His crime might have gone undetected, but authorities caught a lucky break in 2018 as they investigated yet another theft from Lejeune, the massive base on coastal North Carolina. In that other case, explosives ended up in the hands of some high school kids.
These are not isolated cases. Hundreds — and possibly thousands — of armor-piercing grenades, hundreds of pounds of plastic explosives, as well as land mines and rockets have been stolen from or lost by the U.S. armed forces over the past decade, according to an ongoing Associated Press investigation into the military’s failure to secure all its weapons of war. Still more explosives were reported missing and later recovered.
Troops falsified records to cover up some thefts, and in other cases didn’t report explosives as missing, investigative files show. Sometimes, they failed to safeguard explosives in the first place.
The consequences can be deadly.
In August, an artillery shell exploded at a Mississippi recycling yard. Chris Smith had been taking a work break from the heat, drinking water and chewing tobacco. Suddenly he found himself cradling a co-worker who was bleeding profusely from his legs. The man died right there.
Like the Rittenhouse case…the cure is in the prevention.
Nobody would have died in Kenosha, WI is if Governor Tony Evers had sent in National Guard troops when the city first requested them…there wouldn’t have been a riot for Kyle Rittenhouse, Joseph Rosenmbaum and Anthony Huber to show up to.
An active duty Marine thinking 13 pounds of C4 was going to protect his family in a state of anarchy is…probably more crazy than a teenager taking a rifle to a riot, but both have the same root cause.
When society becomes unstable, people do dumb stuff.
That doesn’t make the dumb stuff not illegal, and doesn’t mean the active duty personnel who are stealing shouldn’t be punished to the full extent of the law.
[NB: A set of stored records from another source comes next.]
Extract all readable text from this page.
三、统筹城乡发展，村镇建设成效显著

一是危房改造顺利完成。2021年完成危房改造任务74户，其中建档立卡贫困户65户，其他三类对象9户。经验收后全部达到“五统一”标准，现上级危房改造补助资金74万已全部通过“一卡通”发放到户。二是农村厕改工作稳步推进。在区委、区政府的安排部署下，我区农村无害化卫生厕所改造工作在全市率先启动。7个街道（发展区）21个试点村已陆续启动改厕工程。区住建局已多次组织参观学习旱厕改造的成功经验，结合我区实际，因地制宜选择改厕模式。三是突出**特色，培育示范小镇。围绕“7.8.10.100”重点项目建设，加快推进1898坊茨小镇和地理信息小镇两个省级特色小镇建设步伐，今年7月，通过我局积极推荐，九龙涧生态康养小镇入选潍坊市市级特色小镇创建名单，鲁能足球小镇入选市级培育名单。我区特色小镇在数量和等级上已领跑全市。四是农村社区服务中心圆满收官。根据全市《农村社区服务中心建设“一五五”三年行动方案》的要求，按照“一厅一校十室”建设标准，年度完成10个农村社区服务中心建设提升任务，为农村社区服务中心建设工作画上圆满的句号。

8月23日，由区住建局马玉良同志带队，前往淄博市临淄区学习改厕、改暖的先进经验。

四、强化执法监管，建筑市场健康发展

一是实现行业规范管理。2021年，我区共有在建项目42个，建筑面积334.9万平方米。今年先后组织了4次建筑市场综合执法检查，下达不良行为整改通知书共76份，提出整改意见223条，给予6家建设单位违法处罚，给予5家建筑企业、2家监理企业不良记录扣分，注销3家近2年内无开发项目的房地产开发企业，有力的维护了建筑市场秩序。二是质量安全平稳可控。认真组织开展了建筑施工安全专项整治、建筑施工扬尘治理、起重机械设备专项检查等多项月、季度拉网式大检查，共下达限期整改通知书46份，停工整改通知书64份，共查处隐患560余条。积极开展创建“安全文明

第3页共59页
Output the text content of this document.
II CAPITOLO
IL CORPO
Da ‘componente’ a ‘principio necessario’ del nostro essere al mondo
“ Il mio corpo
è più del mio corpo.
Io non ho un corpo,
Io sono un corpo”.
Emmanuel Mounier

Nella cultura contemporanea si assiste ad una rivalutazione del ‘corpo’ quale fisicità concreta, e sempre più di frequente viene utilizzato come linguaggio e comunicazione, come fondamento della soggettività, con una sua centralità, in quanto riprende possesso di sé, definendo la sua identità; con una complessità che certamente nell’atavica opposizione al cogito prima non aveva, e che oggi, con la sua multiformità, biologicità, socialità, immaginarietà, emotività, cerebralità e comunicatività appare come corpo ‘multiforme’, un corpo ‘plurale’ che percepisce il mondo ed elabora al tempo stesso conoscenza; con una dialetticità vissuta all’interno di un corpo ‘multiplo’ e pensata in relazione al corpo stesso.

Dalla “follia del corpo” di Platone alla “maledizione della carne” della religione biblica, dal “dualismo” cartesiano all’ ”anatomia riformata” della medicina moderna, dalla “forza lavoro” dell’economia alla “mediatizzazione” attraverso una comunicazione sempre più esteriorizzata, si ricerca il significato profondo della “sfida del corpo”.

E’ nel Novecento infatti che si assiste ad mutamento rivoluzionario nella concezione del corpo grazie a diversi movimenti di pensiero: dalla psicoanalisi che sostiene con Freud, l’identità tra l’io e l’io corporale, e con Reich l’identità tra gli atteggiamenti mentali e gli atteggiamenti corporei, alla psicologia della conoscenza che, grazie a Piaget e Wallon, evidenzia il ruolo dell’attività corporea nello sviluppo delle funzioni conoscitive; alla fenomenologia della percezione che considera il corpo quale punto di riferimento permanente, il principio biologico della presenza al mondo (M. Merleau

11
Just that maybe we should consider trying to get back to an America where, crazy or not, our soldiers are not tempted to steal explosives to feel safe.
[five]
This December it’s beginning to look a lot like…
…Venezuala.
As life saving drugs start to run short at pharmacies due to supply chain issues.
The Federal Reserve reported Wednesday that many parts of the country were hit by supply chain disruptions and labor shortages in November.
While these problems have continued into December – with price increases reported to be widespread across the U.S. economy – empty shelves aren't the only issue for Americans.
Pharmacies are reportedly running out of important prescription medications, and the U.S. Food and Drug Administration (FDA) shows there are about 111 drugs on backorder – including heart medications, antibiotics and cancer drugs.
If you or a loved one depends on a daily medication, it’s a good idea to see if you can get a three month supply, or possibly mail order delivery.